McDonald's testing e-burgers
McDonald's Corp. is working on it.
Seeking relief from placing help-wanted ads and betting that many consumers may prefer an electronic clerk to a live one, the world's largest restaurant chain is looking into installing self-serve ordering devices in its stores.
Two prototype ordering kiosks are already in tests at the company's food-research laboratory in suburban Chicago. And one McDonald's franchise -- in Wyoming, Mich., outside Grand Rapids -- is testing a third.
Humans will remain
McDonald's spokeswoman Lisa Howard says the company will add a few more
restaurants to the test by the end of the year. In any case, the company says,
it plans to keep human order-takers at all its restaurants, too.
One retired Canadian McDonald's franchisee, who independently installed automated devices several years ago, found that the average automated order was $1.20 larger than that placed with employees.

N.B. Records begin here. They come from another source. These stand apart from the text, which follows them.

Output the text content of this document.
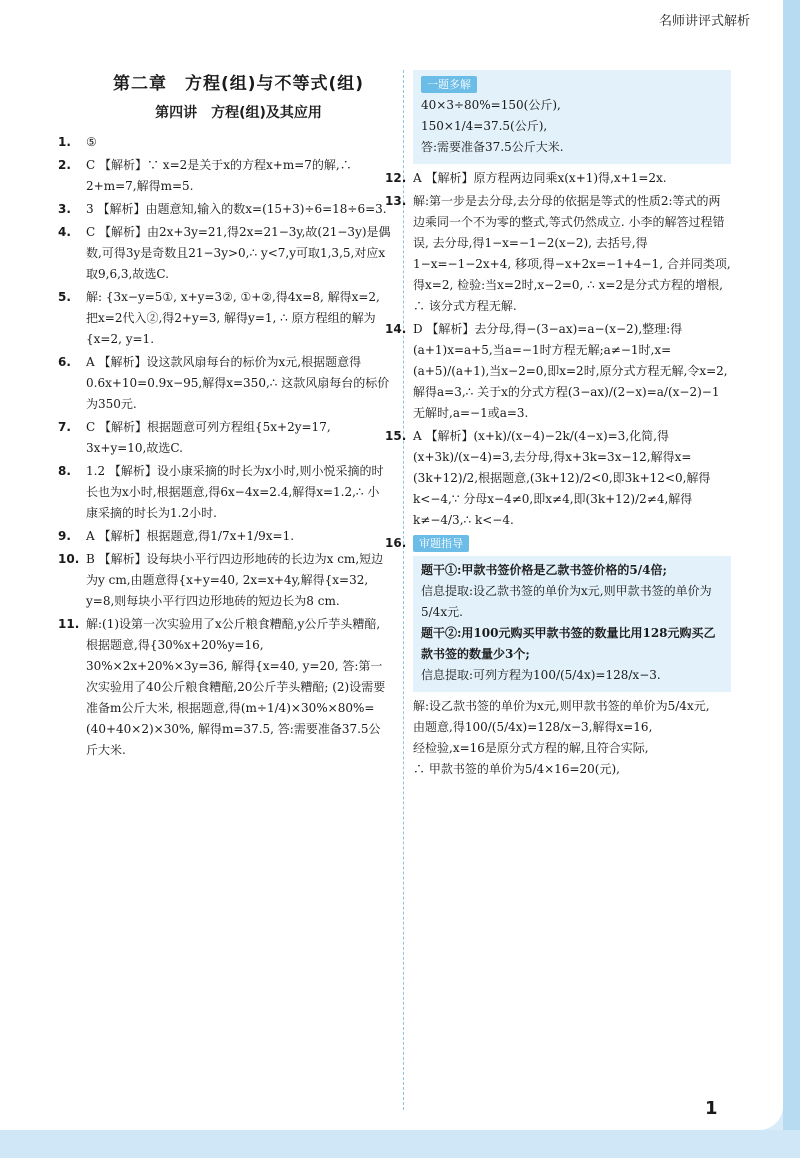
名师讲评式解析
第二章　方程(组)与不等式(组)
第四讲　方程(组)及其应用
1.	⑤
2.	C 【解析】∵ x=2是关于x的方程x+m=7的解,∴ 2+m=7,解得m=5.
3.	3 【解析】由题意知,输入的数x=(15+3)÷6=18÷6=3.
4.	C 【解析】由2x+3y=21,得2x=21−3y,故(21−3y)是偶数,可得3y是奇数且21−3y>0,∴ y<7,y可取1,3,5,对应x取9,6,3,故选C.
5.	解: {3x−y=5①, x+y=3②, ①+②,得4x=8, 解得x=2, 把x=2代入②,得2+y=3, 解得y=1, ∴ 原方程组的解为{x=2, y=1.
6.	A 【解析】设这款风扇每台的标价为x元,根据题意得0.6x+10=0.9x−95,解得x=350,∴ 这款风扇每台的标价为350元.
7.	C 【解析】根据题意可列方程组{5x+2y=17, 3x+y=10,故选C.
8.	1.2 【解析】设小康采摘的时长为x小时,则小悦采摘的时长也为x小时,根据题意,得6x−4x=2.4,解得x=1.2,∴ 小康采摘的时长为1.2小时.
9.	A 【解析】根据题意,得1/7x+1/9x=1.
10. B 【解析】设每块小平行四边形地砖的长边为x cm,短边为y cm,由题意得{x+y=40, 2x=x+4y,解得{x=32, y=8,则每块小平行四边形地砖的短边长为8 cm.
11. 解:(1)设第一次实验用了x公斤粮食糟醅,y公斤芋头糟醅, 根据题意,得{30%x+20%y=16, 30%×2x+20%×3y=36, 解得{x=40, y=20, 答:第一次实验用了40公斤粮食糟醅,20公斤芋头糟醅; (2)设需要准备m公斤大米, 根据题意,得(m÷1/4)×30%×80%=(40+40×2)×30%, 解得m=37.5, 答:需要准备37.5公斤大米.
一题多解
40×3÷80%=150(公斤),
150×1/4=37.5(公斤),
答:需要准备37.5公斤大米.
12. A 【解析】原方程两边同乘x(x+1)得,x+1=2x.
13. 解:第一步是去分母,去分母的依据是等式的性质2:等式的两边乘同一个不为零的整式,等式仍然成立. 小李的解答过程错误, 去分母,得1−x=−1−2(x−2), 去括号,得1−x=−1−2x+4, 移项,得−x+2x=−1+4−1, 合并同类项,得x=2, 检验:当x=2时,x−2=0, ∴ x=2是分式方程的增根, ∴ 该分式方程无解.
14. D 【解析】去分母,得−(3−ax)=a−(x−2),整理:得(a+1)x=a+5,当a=−1时方程无解;a≠−1时,x=(a+5)/(a+1),当x−2=0,即x=2时,原分式方程无解,令x=2,解得a=3,∴ 关于x的分式方程(3−ax)/(2−x)=a/(x−2)−1无解时,a=−1或a=3.
15. A 【解析】(x+k)/(x−4)−2k/(4−x)=3,化简,得(x+3k)/(x−4)=3,去分母,得x+3k=3x−12,解得x=(3k+12)/2,根据题意,(3k+12)/2<0,即3k+12<0,解得k<−4,∵ 分母x−4≠0,即x≠4,即(3k+12)/2≠4,解得k≠−4/3,∴ k<−4.
16.	审题指导
题干①:甲款书签价格是乙款书签价格的5/4倍;
信息提取:设乙款书签的单价为x元,则甲款书签的单价为5/4x元.
题干②:用100元购买甲款书签的数量比用128元购买乙款书签的数量少3个;
信息提取:可列方程为100/(5/4x)=128/x−3.
解:设乙款书签的单价为x元,则甲款书签的单价为5/4x元,
由题意,得100/(5/4x)=128/x−3,解得x=16,
经检验,x=16是原分式方程的解,且符合实际,
∴ 甲款书签的单价为5/4×16=20(元),
1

"My long-range vision is, let's put a bunch of these on the front counter," says the Wyoming McDonald's franchisee, Larry Berg. "I could probably deliver the food faster with fewer people."
Watching out for the kids
Berg installed the ordering kiosk in his restaurant's PlayPlace as a
service to parents who don't want to leave their kids to order lunch. Instead,
they simply step up to the machine, a brightly colored box slightly smaller than
a telephone booth, make their meal selections on a touch-activated screen and
insert money to pay for the food. An employee brings their order and their
change to them.
McDonald's competitors aren't sold on replacing their humans with machines. "Food is a personal business," says a spokesman for Wendy's International Inc. "We would rather have personal interaction with the customer so we can welcome and thank them." Still, he wouldn't totally dismiss the technology.
An Arby's Inc. franchise in Denver has installed some automated-ordering devices made by International Business Machines Corp. Unlike the McDonald's version, the IBM machines are based on text rather than graphics.
Mulilingual printouts
Mark Eagleton, senior manager for the franchise, says the machine's computer
can be programmed so that if English isn't the kitchen crew's native tongue, the
order printout they get can be in another language. That helps attract and
retain Hispanic workers in that market, Eagleton says.
Another advantage: "It's real good for the handicapped customer, especially people who can't talk," he says.
At McDonald's, some executives are already looking beyond the current test and talking about stand-alone kiosks that would take orders in the drive-through lane. Because of their exposure to the elements, and would-be thieves, outdoor models would have to be more secure than the current sheet-metal version.
Howard, the chain's spokeswoman, stresses that the whole concept of automation, outdoors or indoors, remains an experiment. "It's still early in the game to know if this would work," she says. "We need to see how this integrates with our operations behind the counter."